An alt-country sound appears on “The Maker of Heavenly Trousers”, with its mellow, light acoustic guitar strum, drums, and brushed cymbals. Alison’s vocals are clear and light, turning to a higher register on the end of phrases in the chorus, reflecting the clement nature of the song.
Particles & Waves (Dadaphonic, 2004)
This album is the most serene of the band’s output and is divided between the gentle ambience of light electronic sounds and loops and alt-country guitar strum. Songs take their time, exuding a placid vibe that is less reliant on beat and rhythm, while showcasing Alison’s airy, pristine vocals.
“Vanishing Point” sets a backdrop of twittering birds, blowing wind, and a spacey, swirly sound against Alison’s clarion, sugared vocals, a steady shaken-sand beat, and plinking bell-tone sounds, all mellow and calm until the song takes a sudden change of direction, with the sound of a tape recorder shutting off, and an upbeat, acoustic guitar kicking in with a alt-country strum, and Alison singing against a brushed beat and the same bell-tone notes and spacey sound as at the start.
“Here Comes the Snow” has a laid-back, languorous feel, with a drawn-out, lulling beat and two slow guitars, with Alison’s vocals soft and sighing, until a sudden change occurs in the song, with the startling superimposition of bright, discordant electronic blips. The relaxed pace is fragmented briefly by drum and cymbal crash cacophony and Alison breaks through it all with elongated, exclaiming vocals highlighted by bell-tone notes.
“Particles and Waves” creates a haunting mood that recalls the agitation of earlier Cranes songs, with a spacey, spinning metal sound, restless guitar frisson, and Alison singing in French in a cool tone, with her short phrases on the chorus following closely upon the heels of one another.
The instrumental “Astronauts” is a rapid refrain of dainty, brightly chiming music-box notes, electronic beeps, and pattering water-drop sounds backed by a siren going by and was utilized in the American Express television commercial that featured actress Kate Winslet.
Cranes (Dadaphonic, 2008)
The band continue with the lighter, subdued, minimalist electronic sound found on both Future Songs and Particles & Waves. Many music critics have called this album “otherworldly,” and for good reason. There’s a glowing and gossamer atmosphere that floats through the LP and gently enfolds the listener into a contemplative dreamworld.

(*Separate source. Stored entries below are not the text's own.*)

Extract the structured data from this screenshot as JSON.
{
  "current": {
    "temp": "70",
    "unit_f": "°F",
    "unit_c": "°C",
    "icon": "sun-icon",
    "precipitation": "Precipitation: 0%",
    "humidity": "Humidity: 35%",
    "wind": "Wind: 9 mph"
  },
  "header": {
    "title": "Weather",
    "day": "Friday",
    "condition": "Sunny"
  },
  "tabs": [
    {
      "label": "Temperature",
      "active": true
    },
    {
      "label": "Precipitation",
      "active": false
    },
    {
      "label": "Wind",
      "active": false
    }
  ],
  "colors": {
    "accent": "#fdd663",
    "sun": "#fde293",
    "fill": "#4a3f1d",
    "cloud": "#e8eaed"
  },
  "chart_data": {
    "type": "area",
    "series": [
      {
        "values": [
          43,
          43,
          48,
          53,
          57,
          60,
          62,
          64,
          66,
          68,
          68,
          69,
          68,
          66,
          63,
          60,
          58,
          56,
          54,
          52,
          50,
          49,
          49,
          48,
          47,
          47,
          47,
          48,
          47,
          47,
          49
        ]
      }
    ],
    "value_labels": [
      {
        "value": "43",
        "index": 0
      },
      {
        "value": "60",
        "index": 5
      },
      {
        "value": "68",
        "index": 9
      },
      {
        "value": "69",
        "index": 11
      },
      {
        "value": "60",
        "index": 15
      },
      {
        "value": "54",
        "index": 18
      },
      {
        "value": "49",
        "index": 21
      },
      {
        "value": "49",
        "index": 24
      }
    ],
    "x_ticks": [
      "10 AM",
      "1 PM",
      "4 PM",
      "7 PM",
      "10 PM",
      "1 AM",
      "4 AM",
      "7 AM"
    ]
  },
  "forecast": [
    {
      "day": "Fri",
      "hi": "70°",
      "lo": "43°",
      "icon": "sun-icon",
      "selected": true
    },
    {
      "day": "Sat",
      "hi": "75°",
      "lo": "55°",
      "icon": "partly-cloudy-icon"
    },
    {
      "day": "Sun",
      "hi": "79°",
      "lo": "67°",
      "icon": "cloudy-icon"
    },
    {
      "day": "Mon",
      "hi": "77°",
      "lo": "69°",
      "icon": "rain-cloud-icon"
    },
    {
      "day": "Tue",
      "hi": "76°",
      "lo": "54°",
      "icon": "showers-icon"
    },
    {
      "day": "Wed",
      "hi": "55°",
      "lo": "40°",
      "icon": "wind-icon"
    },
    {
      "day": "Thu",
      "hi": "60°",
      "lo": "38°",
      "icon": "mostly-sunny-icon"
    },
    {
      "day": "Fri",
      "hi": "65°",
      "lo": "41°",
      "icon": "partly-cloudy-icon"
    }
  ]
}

“Worlds” starts off with a repetitive, short-run refrain of keyboard notes in a plain organ tone, and then Alison comes in on the verse, her vocal delivery sounding innocent, with a feathery ache, and she has a catch in her throat on some phrases. Still sweet and little-girl sounding, a bit hushed, subdued, and unadorned. Then bell-tone notes are hit intermittently, then steely guitar strum, along with the steady keyboard notes, , and there are low-register strings that provide accent in background with wistful vocals from Alison as she repeats on the chorus “When I call your name…” and there’s a light drum beat. Mid-range strings slowly swell, along with the rest of the instrumentation, with Alison voice sounding thinner. Then it fades away quickly and a light, delicate harp-like, bell-like keyboard notes wander in, then drifts away…
“Feathers” has a delicate beat, almost samba-like, with loops of a tinkering wood blip beat and water-drop-like plinked notes A light guitar line rises and Alison comes in sweet, a little up, a little echoed, and little-girl-like, while guitar strum in a lower range is added to background to give it depth. The guitar reverberates amid the slight cymbal shimmer . Alison’s vocals are reminiscent of “Jewel,” but more mellow and laid-back. This is a good song for lowering blood pressure!